Due to the sheer amount of possibilities it becomes extremely hard to find optimal solutions on bigger and especially denser graphs.
The way we approach this problem is using lower boundaries. We calculate a value which represents a definitive minimum length for each possible path that has a certain sub path.
To do this, we start by calculating the lowest weight of an outgoing edge for every vertex. Now we can add all of these together. We can do the same for incoming edges. Since both of these values are definitve lower boundaries for the length of the shortest path, we only need to consider the higher value.
Now we have our first sub path. It contains exactly one vertex and no edge. This path may be extended by all the neighbours of the last visited node (the only one so far). Now we have created a maximum of n-1
new candidates. For all of those we can calculate the definitve lower boundary again. The only difference is that, at this point in time, we have one node where we know the outgoing weight and one node where we know the incoming weight for sure.

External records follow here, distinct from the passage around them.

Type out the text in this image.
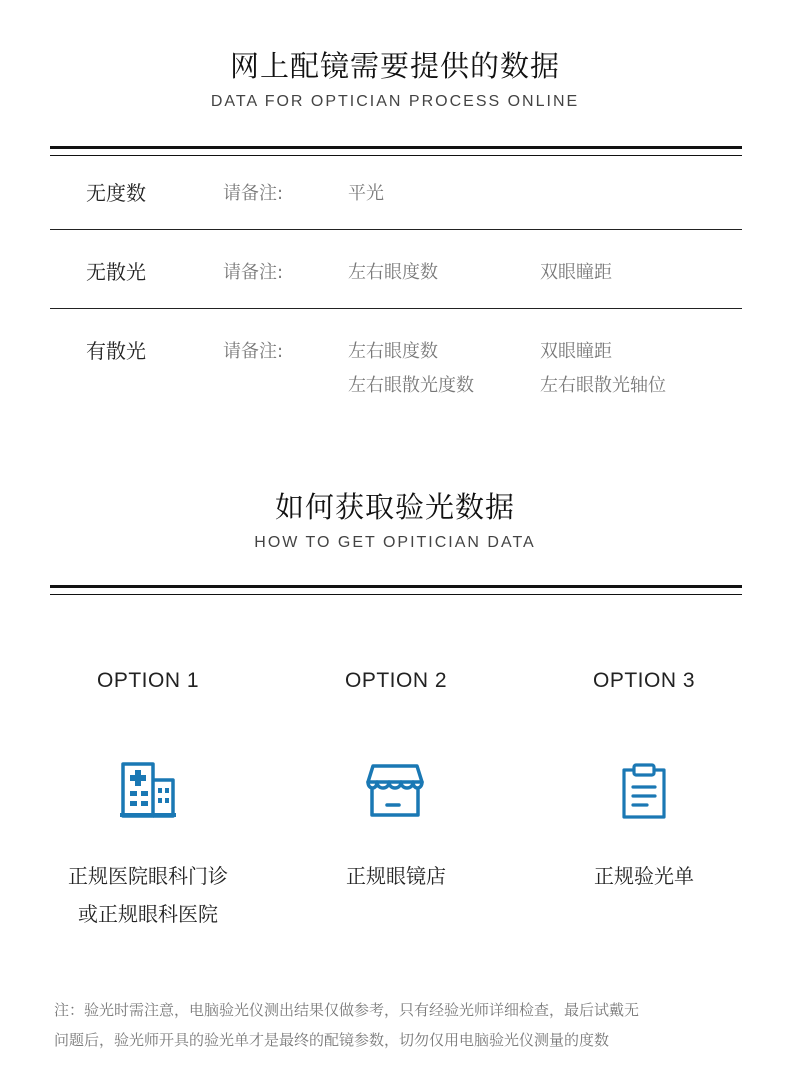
网上配镜需要提供的数据
DATA FOR OPTICIAN PROCESS ONLINE
无度数	请备注:	平光
无散光	请备注:	左右眼度数	双眼瞳距
有散光	请备注:	左右眼度数	双眼瞳距
左右眼散光度数	左右眼散光轴位
如何获取验光数据
HOW TO GET OPITICIAN DATA
OPTION 1	OPTION 2	OPTION 3
正规医院眼科门诊
或正规眼科医院
正规眼镜店	正规验光单
注：验光时需注意，电脑验光仪测出结果仅做参考，只有经验光师详细检查，最后试戴无
问题后，验光师开具的验光单才是最终的配镜参数，切勿仅用电脑验光仪测量的度数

Since this decision might change the lower boundary, we may now take the candidate with the lowest minimum cost. If there are two candidates with the same boundary but different lengths, we take the shorter one, since more visited nodes means the boundary is more likely to be the actual final value.
At some point we will end up with a "candidate" that has exactly n edges and the cost of which is at most as much as another candidates lower boundary. Thus there is no other path which is shorter.
The problem with the implementation is not only the algorithm, but efficiency as well. You may have a look at the code and notice how I had to micro manage memory and efficiency.